3) performing casting: removing dross from the surface of the melt, and pouring the magnesium alloy melt into a corresponding mold to obtain an as-cast magnesium alloy, in which the casting process does not require gas protection;


4) performing solution treatment: performing solution treatment on the obtained as-cast magnesium alloy at a solution treatment temperature of 415 to 440° C. for 6 to 10 hours, and quenching the alloy with warm water of 30 to 80° C., in which the heating and heat preservation processes of the solution treatment do not require gas protection;


5) performing aging treatment: performing aging treatment on the alloy subjected to the solution treatment, and maintaining the temperature at 175 to 200° C. for 8 to 15 hours; and


6) performing extrusion treatment: extruding the alloy obtained in the step 5) to deform: firstly, cutting a cast ingot into a corresponding blank, and peeling the blank, and then putting the obtained blank into the mold for extrusion deformation treatment at an extrusion deformation speed of 1 to 2.8 m/min, an extrusion ratio of 10 to 50 and an extrusion temperature of 250 to 400° C., in which the deformed blank should be heated to the required extrusion temperature within 30 minutes; and after the extrusion is ended, cooling the alloy at a room temperature.


The present disclosure relates to the high-strength and high-toughness magnesium alloy. On the basis of the Mg—Al binary alloy, trace multielement composite alloying of Bi, Sb, Zn, Sr, Y and Mn elements is used to refine alloy grains and prepare a large-sized Mg17Al12 phase. Meanwhile, the obtained alloy has excellent flame-retardant performance and may realize casting and solution thermal treatment without the gas protection. Furthermore, the rise of a selectable solution treatment temperature substantially reduces the solution treatment time. In addition, new second phases generated by alloying elements and Mg and Al atoms are dispersed on a magnesium matrix, which may effectively pin the movement of a grain boundary, hinder a dislocation motion, strengthen the dispersion and promote dynamic recrystalization of the alloy in a deformation process. After being subjected to casting, thermal treatment and deformation processing, the obtained alloy has good plasticity and toughness. The high-strength and high-toughness wrought magnesium alloy of the present disclosure shows relatively good mechanical properties. The novel alloy shows the relatively good mechanical properties. After the composition is optimized, an aged alloy has a tensile strength reaching about 231 MPa, a yield strength reaching about 118 MPa and an elongation rate of about 10.73%, and an extruded alloy has a tensile strength reaching about 372.5 MPa, a yield strength reaching about 201.4 MPa, an elongation rate of about 25.1% and excellent comprehensive mechanical properties.

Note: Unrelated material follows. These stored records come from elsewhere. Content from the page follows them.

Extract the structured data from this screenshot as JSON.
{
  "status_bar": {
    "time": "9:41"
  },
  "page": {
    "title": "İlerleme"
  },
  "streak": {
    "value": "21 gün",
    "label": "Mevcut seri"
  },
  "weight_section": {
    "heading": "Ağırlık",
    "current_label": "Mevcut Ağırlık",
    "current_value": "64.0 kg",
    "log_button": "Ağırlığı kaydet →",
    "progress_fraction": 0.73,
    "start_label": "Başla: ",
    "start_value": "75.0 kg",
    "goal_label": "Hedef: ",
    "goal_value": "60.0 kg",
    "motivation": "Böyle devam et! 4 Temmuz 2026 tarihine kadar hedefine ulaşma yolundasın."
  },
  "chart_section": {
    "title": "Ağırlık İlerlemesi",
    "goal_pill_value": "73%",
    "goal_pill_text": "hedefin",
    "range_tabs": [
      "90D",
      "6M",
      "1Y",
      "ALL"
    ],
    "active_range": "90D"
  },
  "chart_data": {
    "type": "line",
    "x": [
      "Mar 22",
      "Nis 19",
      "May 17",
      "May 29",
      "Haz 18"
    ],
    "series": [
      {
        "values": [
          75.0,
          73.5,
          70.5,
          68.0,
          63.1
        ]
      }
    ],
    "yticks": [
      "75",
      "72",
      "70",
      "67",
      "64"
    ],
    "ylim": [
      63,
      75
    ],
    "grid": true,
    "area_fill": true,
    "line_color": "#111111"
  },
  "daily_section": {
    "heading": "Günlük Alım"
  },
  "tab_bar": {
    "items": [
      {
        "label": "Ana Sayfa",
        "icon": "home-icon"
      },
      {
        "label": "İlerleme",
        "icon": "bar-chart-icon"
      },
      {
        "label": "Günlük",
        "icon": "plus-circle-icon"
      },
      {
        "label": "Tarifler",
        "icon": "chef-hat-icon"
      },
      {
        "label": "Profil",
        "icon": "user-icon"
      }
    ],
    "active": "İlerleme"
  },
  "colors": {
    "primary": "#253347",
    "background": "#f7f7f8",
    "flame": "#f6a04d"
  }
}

The alloy of the present disclosure has good flame retardant performance, may realize casting and thermal treatment without a protective atmosphere in an atmospheric environment, guarantees safety and reliability during work, reduces the environmental pollution during alloy processing, makes the generation and preparation process of a magnesium alloy more environmentally friendly, is suitable for mass production, and has good large-scale application prospects.


The preparation method of the present disclosure is simple in process, safe and convenient to operate. The alloy solution treatment temperature may be increased to 430° C., thereby reducing the solution treatment time by about one time and improving the alloy solution treatment efficiency.


The present disclosure has good flame-retardant performance and may realize casting and solution thermal treatment without gas protection. Furthermore, the rise of a selectable solution treatment temperature substantially reduces the solution treatment time. After being subjected to casting, thermal treatment and deformation processing, the obtained alloy has good plasticity and toughness and has a tensile strength of 372.5 MPa, a yield strength of 201.4 MPa and an elongation rate of 25.1%.





BRIEF DESCRIPTION OF THE DRAWINGS

In order to make the objectives, technical solutions and advantages of the present disclosure clearer, the present disclosure is further described below in combination with the accompanying drawings.



FIG. 1 illustrate mechanical property curves of the materials, in which panel (a) is a T6-state mechanical property curve, and panel (b) is an extruded-state mechanical performance curve;



FIG. 2 is a microstructure of an alloy of Embodiment 1, in which panel (a) is T6-state OM tissue; panel (b) is T6-state SEM tissue; panel (c) is extruded-state OM tissue; and panel (d) is extruded-state SEM tissue;



FIG. 3 is a microstructure of an alloy of Embodiment 2, in which panel (a) is T6-state OM tissue; panel (b) is T6-state SEM tissue; panel (c) is extruded-state OM tissue; and (d) is extruded-state SEM tissue;



FIG. 4 is a microstructure of an alloy of Embodiment 3, in which panel (a) is T6-state OM tissue, and panel (b) is extruded-state OM tissue; and



FIG. 5 is a microstructure of an alloy of a reference example, in which panel (a) is T6-state OM tissue; panel (b) is T6-state SEM tissue; panel (c) is extruded-state OM tissue; and panel (d) is extruded-state SEM tissue.





DETAILED DESCRIPTION

The present disclosure will be further described below with specific implementation modes. The following embodiments are all implemented on the premise of the technical solution of the present disclosure, and detailed implementation modes and specific operation processes are given, but the protection scope of the present disclosure is not limited to the following embodiments.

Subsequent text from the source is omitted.